The result of your explorations should be a single circuit sketch containing the following circuits:

  1. Resistor, ohmmeter (multimeter set to resistance mode).

  2. Battery, potentiometer, voltmeter.

  3. Battery, switch, resistor, voltmeter.

  4. Battery, LED.

  5. Battery, LED, resistor, voltmeter, current meter (‘ammeter’).

  6. Battery, switch, LED, resistor.

  7. Battery, photocell, resistor, voltmeter.

When it is time to submit your circuit for the assignment, you’ll need to click Share, then Invite people. You may then copy the generated sharing URL and submit it to Canvas.

N.B. As of Fall 2020, Tinkercad has a sharing bug, please note the following. Tinkercad Circuits sketch sharing links which include the term ‘tenant=circuits’ appear consistently to return a 404 error instead of accessing the sketch.
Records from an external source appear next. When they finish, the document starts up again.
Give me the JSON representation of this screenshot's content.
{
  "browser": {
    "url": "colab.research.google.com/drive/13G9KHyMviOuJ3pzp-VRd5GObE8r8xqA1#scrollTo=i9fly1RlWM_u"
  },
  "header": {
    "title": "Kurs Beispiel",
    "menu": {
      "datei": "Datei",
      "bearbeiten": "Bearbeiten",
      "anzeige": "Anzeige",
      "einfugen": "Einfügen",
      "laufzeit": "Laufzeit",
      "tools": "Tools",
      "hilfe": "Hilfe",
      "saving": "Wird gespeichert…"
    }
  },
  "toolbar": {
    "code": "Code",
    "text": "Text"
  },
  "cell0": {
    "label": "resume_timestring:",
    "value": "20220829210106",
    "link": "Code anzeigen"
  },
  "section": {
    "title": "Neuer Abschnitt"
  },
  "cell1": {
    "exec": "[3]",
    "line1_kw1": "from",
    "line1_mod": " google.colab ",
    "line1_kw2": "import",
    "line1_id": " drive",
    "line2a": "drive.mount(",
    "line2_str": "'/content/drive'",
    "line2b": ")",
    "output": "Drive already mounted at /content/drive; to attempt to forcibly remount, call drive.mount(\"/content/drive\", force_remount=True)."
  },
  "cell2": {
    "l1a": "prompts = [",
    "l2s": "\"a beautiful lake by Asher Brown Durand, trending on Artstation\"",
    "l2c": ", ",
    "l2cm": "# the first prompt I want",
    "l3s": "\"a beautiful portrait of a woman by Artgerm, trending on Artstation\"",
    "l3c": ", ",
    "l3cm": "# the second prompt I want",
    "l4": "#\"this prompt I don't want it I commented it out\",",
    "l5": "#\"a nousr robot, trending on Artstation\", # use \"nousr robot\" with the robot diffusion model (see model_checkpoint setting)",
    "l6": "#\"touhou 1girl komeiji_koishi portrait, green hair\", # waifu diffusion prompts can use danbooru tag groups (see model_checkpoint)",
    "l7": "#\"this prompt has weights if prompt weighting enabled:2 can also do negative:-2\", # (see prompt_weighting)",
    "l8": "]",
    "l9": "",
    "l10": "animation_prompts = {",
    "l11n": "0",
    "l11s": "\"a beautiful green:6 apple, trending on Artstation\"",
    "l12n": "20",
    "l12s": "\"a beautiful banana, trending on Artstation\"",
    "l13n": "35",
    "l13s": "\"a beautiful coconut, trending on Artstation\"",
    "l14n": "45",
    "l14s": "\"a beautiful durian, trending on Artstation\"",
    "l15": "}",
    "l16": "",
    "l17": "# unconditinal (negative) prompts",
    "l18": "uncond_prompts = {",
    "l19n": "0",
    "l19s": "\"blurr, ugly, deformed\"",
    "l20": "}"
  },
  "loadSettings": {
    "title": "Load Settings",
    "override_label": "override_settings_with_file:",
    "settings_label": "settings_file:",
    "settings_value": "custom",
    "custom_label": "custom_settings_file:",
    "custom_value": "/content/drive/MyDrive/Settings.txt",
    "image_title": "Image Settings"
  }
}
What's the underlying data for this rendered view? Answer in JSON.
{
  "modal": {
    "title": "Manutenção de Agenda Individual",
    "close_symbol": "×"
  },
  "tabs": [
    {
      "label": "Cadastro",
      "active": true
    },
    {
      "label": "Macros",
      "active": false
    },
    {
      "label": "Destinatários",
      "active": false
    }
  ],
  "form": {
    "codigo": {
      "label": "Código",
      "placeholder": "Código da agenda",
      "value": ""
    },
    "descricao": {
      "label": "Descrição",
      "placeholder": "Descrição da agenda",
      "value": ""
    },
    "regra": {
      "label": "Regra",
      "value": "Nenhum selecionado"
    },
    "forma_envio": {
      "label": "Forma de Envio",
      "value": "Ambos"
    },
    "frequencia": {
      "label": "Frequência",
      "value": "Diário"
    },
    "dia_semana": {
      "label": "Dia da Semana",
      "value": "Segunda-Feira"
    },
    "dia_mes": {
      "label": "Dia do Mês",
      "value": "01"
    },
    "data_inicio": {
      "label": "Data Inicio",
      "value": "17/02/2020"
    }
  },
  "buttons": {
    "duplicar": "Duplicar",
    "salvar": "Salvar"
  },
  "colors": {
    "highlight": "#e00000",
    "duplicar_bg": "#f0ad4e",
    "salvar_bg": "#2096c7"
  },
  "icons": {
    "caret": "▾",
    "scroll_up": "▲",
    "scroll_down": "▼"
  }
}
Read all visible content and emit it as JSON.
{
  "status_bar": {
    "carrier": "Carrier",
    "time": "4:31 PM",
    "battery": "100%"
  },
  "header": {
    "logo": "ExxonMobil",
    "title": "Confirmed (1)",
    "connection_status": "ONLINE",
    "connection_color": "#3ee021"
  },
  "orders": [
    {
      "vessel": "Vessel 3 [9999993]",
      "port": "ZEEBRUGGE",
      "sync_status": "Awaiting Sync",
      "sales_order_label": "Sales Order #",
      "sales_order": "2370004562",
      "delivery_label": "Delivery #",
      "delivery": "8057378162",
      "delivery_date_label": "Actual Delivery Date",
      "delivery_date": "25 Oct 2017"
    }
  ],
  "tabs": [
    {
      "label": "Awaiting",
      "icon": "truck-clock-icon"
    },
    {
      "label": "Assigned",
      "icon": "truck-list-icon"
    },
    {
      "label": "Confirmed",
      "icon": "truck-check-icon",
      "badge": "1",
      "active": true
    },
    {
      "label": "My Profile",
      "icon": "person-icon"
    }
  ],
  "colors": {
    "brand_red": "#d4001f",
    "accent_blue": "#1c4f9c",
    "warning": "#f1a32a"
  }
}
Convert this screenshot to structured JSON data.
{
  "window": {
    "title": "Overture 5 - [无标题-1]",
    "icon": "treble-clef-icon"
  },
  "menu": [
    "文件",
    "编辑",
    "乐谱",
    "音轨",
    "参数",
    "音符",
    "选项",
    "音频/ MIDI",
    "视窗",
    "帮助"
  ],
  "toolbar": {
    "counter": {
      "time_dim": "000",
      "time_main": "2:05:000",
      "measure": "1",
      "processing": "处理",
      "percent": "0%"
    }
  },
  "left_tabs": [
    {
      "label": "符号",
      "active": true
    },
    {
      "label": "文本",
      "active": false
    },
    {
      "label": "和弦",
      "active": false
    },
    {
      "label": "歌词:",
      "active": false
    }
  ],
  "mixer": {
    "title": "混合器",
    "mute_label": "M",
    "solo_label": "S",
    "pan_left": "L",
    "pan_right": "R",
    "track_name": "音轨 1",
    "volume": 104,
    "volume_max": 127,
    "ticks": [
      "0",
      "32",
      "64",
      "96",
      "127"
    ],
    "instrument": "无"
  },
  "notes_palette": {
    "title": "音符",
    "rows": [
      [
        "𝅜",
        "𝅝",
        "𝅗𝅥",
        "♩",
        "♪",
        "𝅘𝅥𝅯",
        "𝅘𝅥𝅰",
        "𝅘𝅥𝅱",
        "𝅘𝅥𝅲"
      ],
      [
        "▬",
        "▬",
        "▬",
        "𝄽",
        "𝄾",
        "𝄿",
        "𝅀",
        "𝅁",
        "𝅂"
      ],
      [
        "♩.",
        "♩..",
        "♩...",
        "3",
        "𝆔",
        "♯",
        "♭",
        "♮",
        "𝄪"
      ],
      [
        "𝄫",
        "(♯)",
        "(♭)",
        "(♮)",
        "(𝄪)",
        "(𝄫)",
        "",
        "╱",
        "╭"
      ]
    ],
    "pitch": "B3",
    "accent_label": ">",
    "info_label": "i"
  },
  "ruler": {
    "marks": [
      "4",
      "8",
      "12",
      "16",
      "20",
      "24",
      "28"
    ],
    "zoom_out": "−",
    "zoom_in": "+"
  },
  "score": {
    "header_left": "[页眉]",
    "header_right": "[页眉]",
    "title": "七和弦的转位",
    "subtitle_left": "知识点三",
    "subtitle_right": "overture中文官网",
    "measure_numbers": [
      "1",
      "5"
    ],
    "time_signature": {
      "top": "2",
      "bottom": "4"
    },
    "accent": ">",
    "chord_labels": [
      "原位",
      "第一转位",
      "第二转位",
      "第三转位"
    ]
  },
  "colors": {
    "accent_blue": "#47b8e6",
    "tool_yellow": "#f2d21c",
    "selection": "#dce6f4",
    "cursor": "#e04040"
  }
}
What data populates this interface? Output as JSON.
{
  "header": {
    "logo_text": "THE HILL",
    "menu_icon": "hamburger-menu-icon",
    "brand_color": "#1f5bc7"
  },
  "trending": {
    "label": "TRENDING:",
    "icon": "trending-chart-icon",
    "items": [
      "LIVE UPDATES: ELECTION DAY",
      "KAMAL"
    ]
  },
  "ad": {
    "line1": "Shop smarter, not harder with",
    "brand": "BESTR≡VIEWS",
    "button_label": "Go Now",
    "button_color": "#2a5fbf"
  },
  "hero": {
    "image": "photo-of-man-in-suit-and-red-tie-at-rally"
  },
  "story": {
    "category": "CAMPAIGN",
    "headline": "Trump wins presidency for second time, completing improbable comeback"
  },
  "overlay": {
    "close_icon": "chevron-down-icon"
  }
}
The first workaround appears to be to exit and reload the sketch at least once before generating the share link. Alternatively, an existing link can be fixed by editing out the tenant=circuits clause, e.g. delete the text ‘?tenant=circuits’.


If you would like to explore more, please consider the following optional challenge questions.

  1. Try constructing a Wheatstone bridge. This is a classic four-resistor bridge circuit used for measuring tiny variations in resistance, e.g. from measuring forces with a strain gage.